Switch to Threaded View
HDFS >> mail # dev >> Re: Can I move block data directly?


Copy link to this message
-
Re: Can I move block data directly?
Eitan,

The block to host mapping isn't persisted in the metadata. This is
also the reason why the steps include a restart, which will re-trigger
a block report (and avoid gotchas) that will update the NN of the new
listing at each DN. Thats what makes this method "crude" at the same
time - you're leveraging a behavior thats not guaranteed to be
unchanged in future.

The balancer is the right way to go about it.
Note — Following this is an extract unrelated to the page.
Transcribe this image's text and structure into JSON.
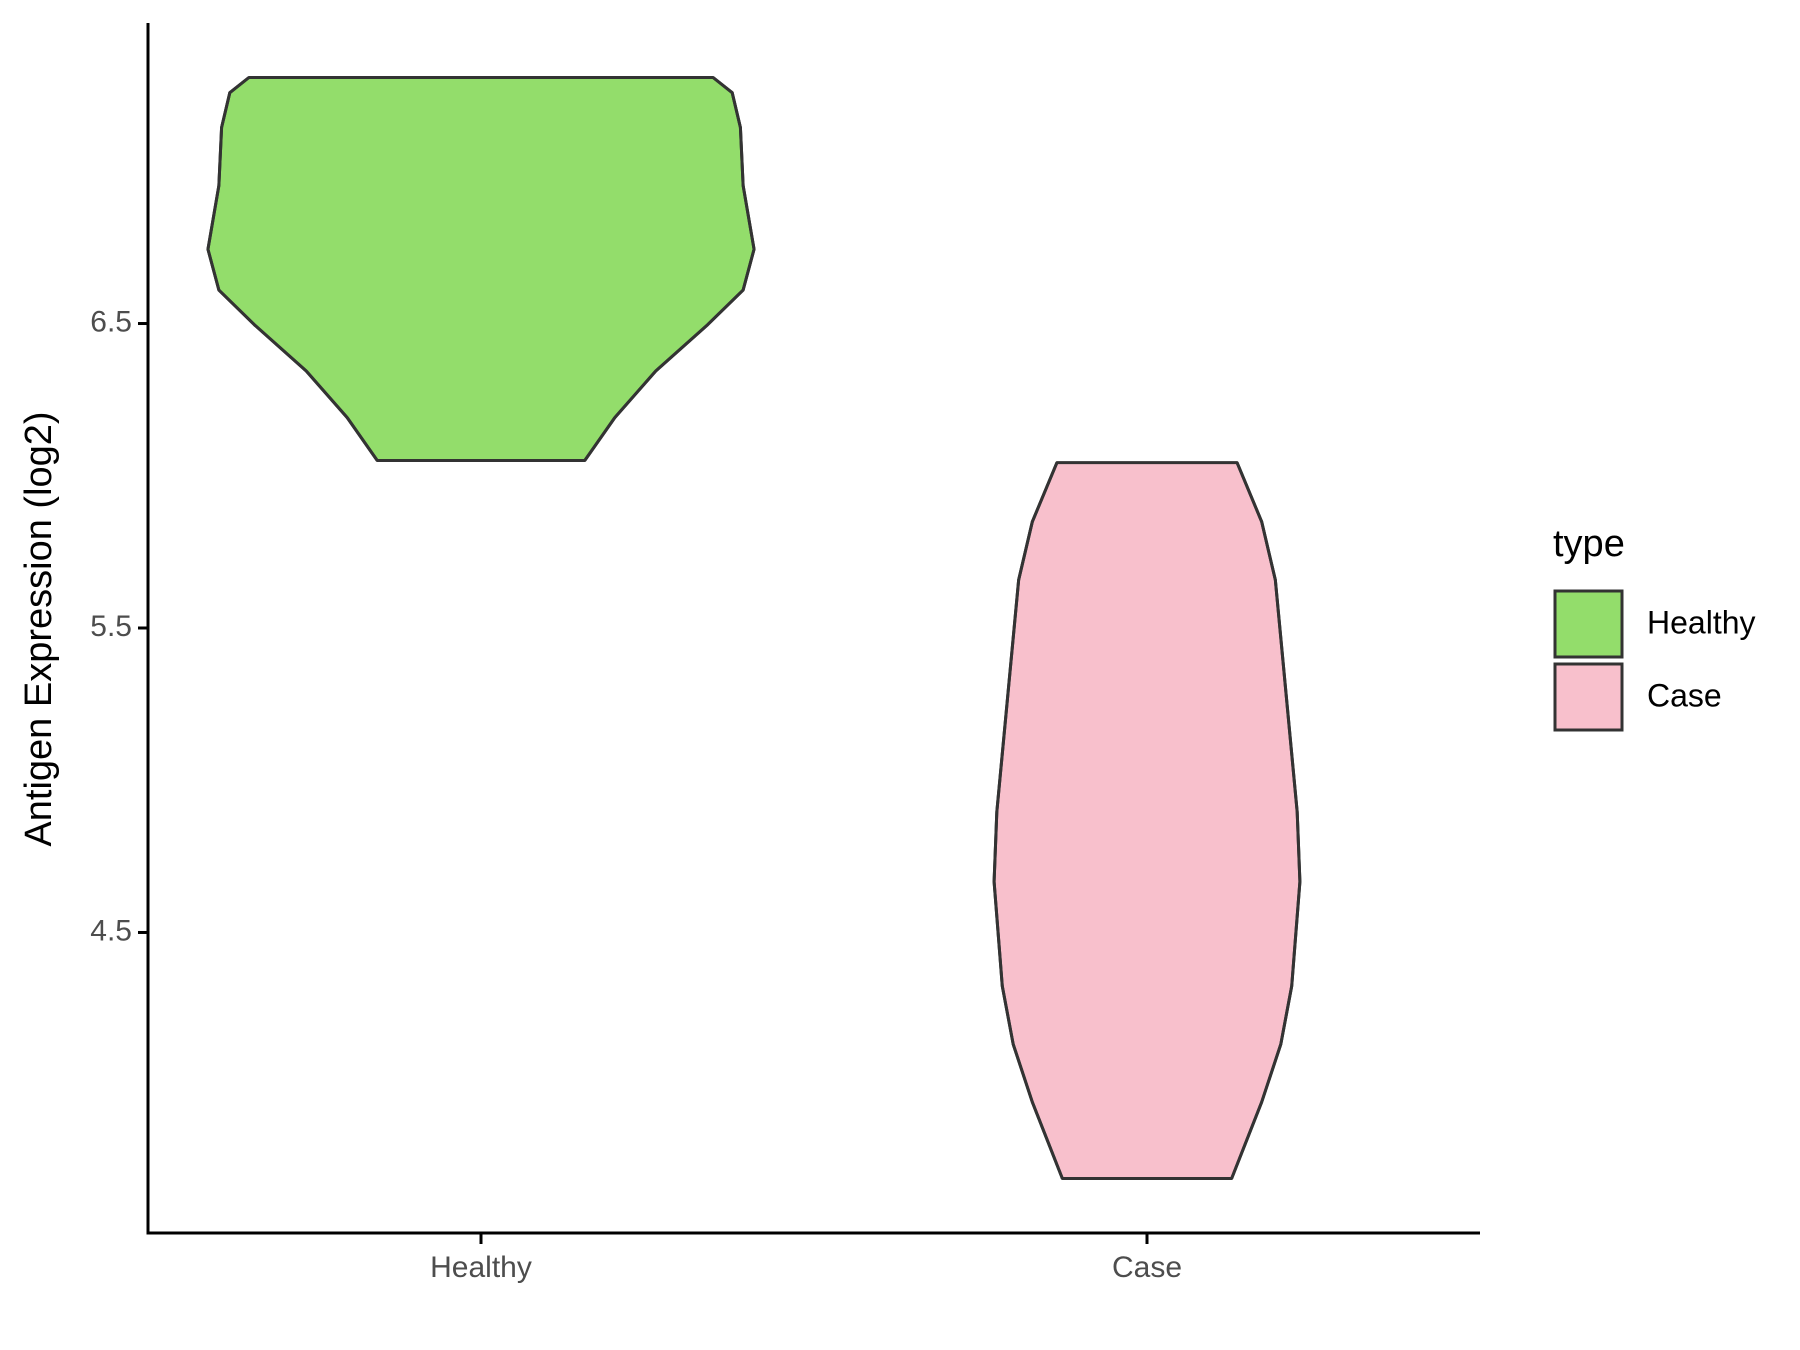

On Mon, Jul 8, 2013 at 6:53 PM, Eitan Rosenfeld <[EMAIL PROTECTED]> wrote:
> Hi Azurry, I'd also like to be able to manually move blocks.
>
> One piece that is missing in your current approach is updating any
> block mappings that the cluster relies on.
> The namenode has a mapping of blocks to datanodes, and the datanode
> has, as the comments say, a "block -> stream of bytes" mapping.
>
> As I understand it, the namenode's mappings have to be updated to
> reflect the new block locations.
> The datanode might not need intervention, I'm not sure.
>
> Can anyone else chime in on those areas?
>
> The balancer that Allan suggested likely demonstrates all of the ins
> and outs in order successfully complete a block transfer.
> Thus, the balancer is where I'll begin my efforts to learn how to
> manually move blocks.
>
> Any other pointers would be helpful.
>
> Thank you,
> Eitan
>
> On Mon, Jul 8, 2013 at 2:15 PM, Allan <[EMAIL PROTECTED]> wrote:
>> If the imbalance is across data nodes then you need to run the balancer.
>>
>> Sent from my iPad
>>
>> On Jul 8, 2013, at 1:15 AM, Azuryy Yu <[EMAIL PROTECTED]> wrote:
>>
>>> Hi Dear all,
>>>
>>> There are some unbalanced data nodes in my cluster, some nodes reached more
>>> than 95% disk usage.
>>>
>>> so Can I move some block data from one node to another node directly?
>>>
>>> such as: from n1 to n2:
>>>
>>> 1) scp /data/xxxx/blk_*   n2:/data/subdir11/
>>> 2) rm -rf data/xxxx/blk_*
>>> 3) hadoop-dameon.sh stop datanode (on n1)
>>> 4) hadoop-damon.sh start datanode(on n1)
>>> 5) hadoop-dameon.sh stop datanode (on n2)
>>> 6) hadoop-damon.sh start datanode(on n2)
>>>
>>> Am I right? Thanks for any inputs.

--
Harsh J